La réglementation va mettre un frein à la création de nouvelles plantations, obligeant les producteurs à se contenter des champs qui existent déjà. Ces derniers auront-ils le même rendement ? Pourront-ils produire plus de cacao en ne faisant pas de nouvelles plantations ?

Il y a un problème en Côte d’Ivoire. Des plantations ont déjà un certain âge. Donc la productivité diminue, elle est en baisse. C’est pourquoi nous avons mis en place une série de programmes. Dont celui avec notre partenaire Enabel (Agence belge de développement) qui est l’agence de mise en œuvre. Elle travaille avec les coopératives pour renforcer la productivité des champs. Aussi, elle conseille des pratiques beaucoup plus respectueuses de l’environnement comme l’agroécologie ou l’agroforesterie. Cela veut dire revenir à une plantation de cacao qui accole la forêt pour arriver à l’agroforesterie. Enabel organise mieux les coopératives, les agriculteurs, les planteurs en coopérative. Ce qui va leur permettre d’avoir un pouvoir de négociation plus fort, plus élevé, donc de meilleurs prix.

On peut donc dire que l’Union européenne ne laisse pas la Côte d’Ivoire seule dans cette aventure ?

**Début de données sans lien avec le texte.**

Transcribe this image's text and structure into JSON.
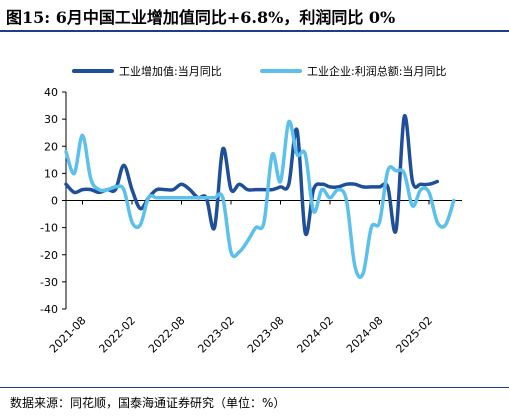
{
  "header": {
    "title": "图15:  6月中国工业增加值同比+6.8%，利润同比 0%"
  },
  "footer": {
    "source": "数据来源：同花顺，国泰海通证券研究（单位：%）"
  },
  "colors": {
    "series1": "#1f4e9a",
    "series2": "#5bc0eb",
    "rule": "#1f3c88",
    "axis": "#000000"
  },
  "chart_data": {
    "type": "line",
    "title": "",
    "xlabel": "",
    "ylabel": "",
    "ylim": [
      -40,
      40
    ],
    "yticks": [
      -40,
      -30,
      -20,
      -10,
      0,
      10,
      20,
      30,
      40
    ],
    "xticks": [
      "2021-08",
      "2022-02",
      "2022-08",
      "2023-02",
      "2023-08",
      "2024-02",
      "2024-08",
      "2025-02"
    ],
    "legend_position": "top",
    "grid": false,
    "x": [
      "2021-06",
      "2021-07",
      "2021-08",
      "2021-09",
      "2021-10",
      "2021-11",
      "2021-12",
      "2022-01",
      "2022-02",
      "2022-03",
      "2022-04",
      "2022-05",
      "2022-06",
      "2022-07",
      "2022-08",
      "2022-09",
      "2022-10",
      "2022-11",
      "2022-12",
      "2023-01",
      "2023-02",
      "2023-03",
      "2023-04",
      "2023-05",
      "2023-06",
      "2023-07",
      "2023-08",
      "2023-09",
      "2023-10",
      "2023-11",
      "2023-12",
      "2024-01",
      "2024-02",
      "2024-03",
      "2024-04",
      "2024-05",
      "2024-06",
      "2024-07",
      "2024-08",
      "2024-09",
      "2024-10",
      "2024-11",
      "2024-12",
      "2025-01",
      "2025-02",
      "2025-03",
      "2025-04",
      "2025-05",
      "2025-06"
    ],
    "series": [
      {
        "name": "工业增加值:当月同比",
        "color": "#1f4e9a",
        "values": [
          6,
          3,
          4,
          4,
          3,
          4,
          4,
          13,
          4,
          -3,
          1,
          4,
          4,
          4,
          6,
          4,
          1,
          1,
          -10,
          19,
          4,
          6,
          4,
          4,
          4,
          4,
          5,
          6,
          26,
          -12,
          4,
          6,
          5,
          5,
          6,
          6,
          5,
          5,
          5,
          5,
          -11,
          31,
          7,
          6,
          6,
          7,
          null,
          null,
          null
        ]
      },
      {
        "name": "工业企业:利润总额:当月同比",
        "color": "#5bc0eb",
        "values": [
          18,
          10,
          24,
          8,
          4,
          4,
          5,
          4,
          -8,
          -9,
          1,
          1,
          1,
          1,
          1,
          1,
          1,
          1,
          1,
          1,
          -19,
          -19,
          -15,
          -10,
          -8,
          17,
          7,
          29,
          17,
          17,
          -4,
          4,
          1,
          4,
          0,
          -24,
          -27,
          -10,
          -8,
          11,
          11,
          10,
          -2,
          4,
          3,
          -8,
          -9,
          0,
          null
        ]
      }
    ]
  }
}
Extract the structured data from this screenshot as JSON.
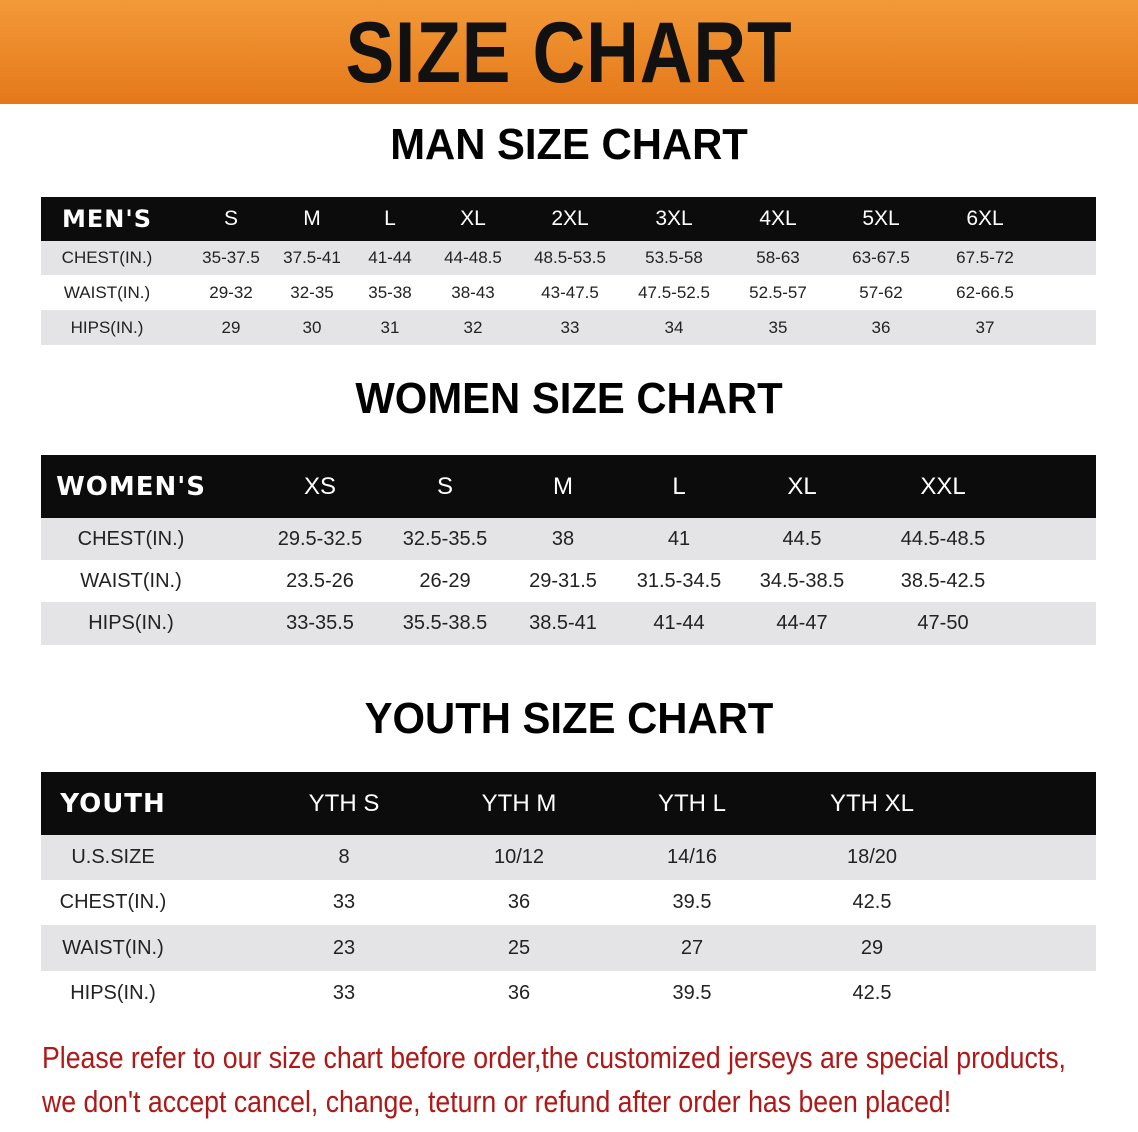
{
  "banner_title": "SIZE CHART",
  "colors": {
    "banner": "#ec8a2a",
    "header_row": "#0c0c0c",
    "stripe": "#e4e4e6",
    "note": "#b01818"
  },
  "men": {
    "title": "MAN SIZE CHART",
    "header": [
      "MEN'S",
      "S",
      "M",
      "L",
      "XL",
      "2XL",
      "3XL",
      "4XL",
      "5XL",
      "6XL"
    ],
    "rows": [
      [
        "CHEST(IN.)",
        "35-37.5",
        "37.5-41",
        "41-44",
        "44-48.5",
        "48.5-53.5",
        "53.5-58",
        "58-63",
        "63-67.5",
        "67.5-72"
      ],
      [
        "WAIST(IN.)",
        "29-32",
        "32-35",
        "35-38",
        "38-43",
        "43-47.5",
        "47.5-52.5",
        "52.5-57",
        "57-62",
        "62-66.5"
      ],
      [
        "HIPS(IN.)",
        "29",
        "30",
        "31",
        "32",
        "33",
        "34",
        "35",
        "36",
        "37"
      ]
    ]
  },
  "women": {
    "title": "WOMEN SIZE CHART",
    "header": [
      "WOMEN'S",
      "XS",
      "S",
      "M",
      "L",
      "XL",
      "XXL"
    ],
    "rows": [
      [
        "CHEST(IN.)",
        "29.5-32.5",
        "32.5-35.5",
        "38",
        "41",
        "44.5",
        "44.5-48.5"
      ],
      [
        "WAIST(IN.)",
        "23.5-26",
        "26-29",
        "29-31.5",
        "31.5-34.5",
        "34.5-38.5",
        "38.5-42.5"
      ],
      [
        "HIPS(IN.)",
        "33-35.5",
        "35.5-38.5",
        "38.5-41",
        "41-44",
        "44-47",
        "47-50"
      ]
    ]
  },
  "youth": {
    "title": "YOUTH SIZE CHART",
    "header": [
      "YOUTH",
      "YTH S",
      "YTH M",
      "YTH L",
      "YTH XL"
    ],
    "rows": [
      [
        "U.S.SIZE",
        "8",
        "10/12",
        "14/16",
        "18/20"
      ],
      [
        "CHEST(IN.)",
        "33",
        "36",
        "39.5",
        "42.5"
      ],
      [
        "WAIST(IN.)",
        "23",
        "25",
        "27",
        "29"
      ],
      [
        "HIPS(IN.)",
        "33",
        "36",
        "39.5",
        "42.5"
      ]
    ]
  },
  "note": {
    "line1": "Please refer to our size chart before order,the customized jerseys are special products,",
    "line2": "we don't accept cancel, change, teturn or refund after order has been placed!"
  }
}
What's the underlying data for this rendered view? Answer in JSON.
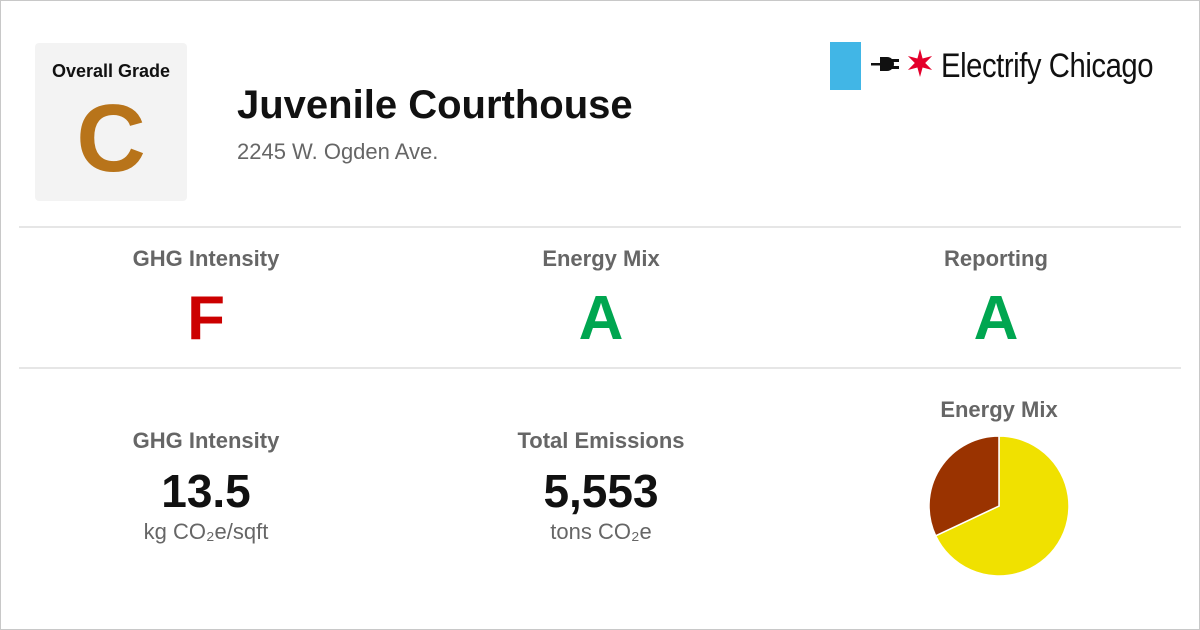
{
  "header": {
    "overall_grade_label": "Overall Grade",
    "overall_grade": "C",
    "overall_grade_color": "#b8741a",
    "building_name": "Juvenile Courthouse",
    "address": "2245 W. Ogden Ave."
  },
  "logo": {
    "text": "Electrify Chicago",
    "bar_color": "#41b6e6",
    "star_color": "#e4002b",
    "icons": [
      "plug-icon",
      "star-icon"
    ]
  },
  "grades": [
    {
      "label": "GHG Intensity",
      "grade": "F",
      "color": "#cc0000"
    },
    {
      "label": "Energy Mix",
      "grade": "A",
      "color": "#00a650"
    },
    {
      "label": "Reporting",
      "grade": "A",
      "color": "#00a650"
    }
  ],
  "stats": {
    "ghg_intensity": {
      "label": "GHG Intensity",
      "value": "13.5",
      "unit": "kg CO₂e/sqft"
    },
    "total_emissions": {
      "label": "Total Emissions",
      "value": "5,553",
      "unit": "tons CO₂e"
    }
  },
  "energy_mix_chart": {
    "label": "Energy Mix"
  },
  "chart_data": {
    "type": "pie",
    "title": "Energy Mix",
    "slices": [
      {
        "value": 0.68,
        "color": "#f0e100"
      },
      {
        "value": 0.32,
        "color": "#9a3300"
      }
    ]
  }
}
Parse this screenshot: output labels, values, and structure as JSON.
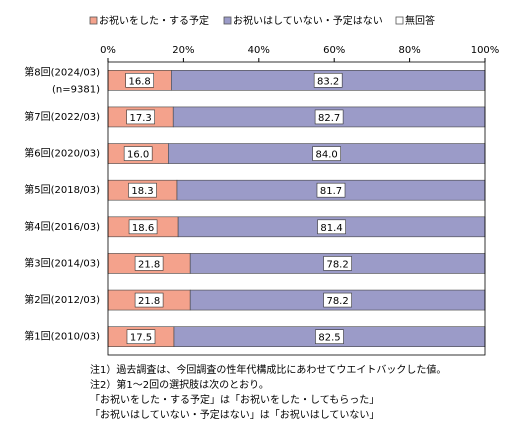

Exactement, l’Union européenne a déjà engagé un dialogue à tous les niveaux. Au plus haut niveau avec le Premier ministre autour du cacao durable. Et nous avons un accompagnement qui se chiffre autour de 37 millions d’euros. Cet appui va encore augmenter avec un nouveau programme de croissance inclusive. Mais si nous regardons tout ce que font les autres Etats membres en format équipe Europe, la France, la Belgique, l’Allemagne et la Suisse, nous arriverons à un montant pour l’initiative équipe Europe cacao durable de 400 millions d’euros. Cela veut dire que depuis très longtemps, nous appuyons ce secteur et nous continuons à l’appuyer et à tout mettre en œuvre pour que le cacao continue à arriver sur le marché européen.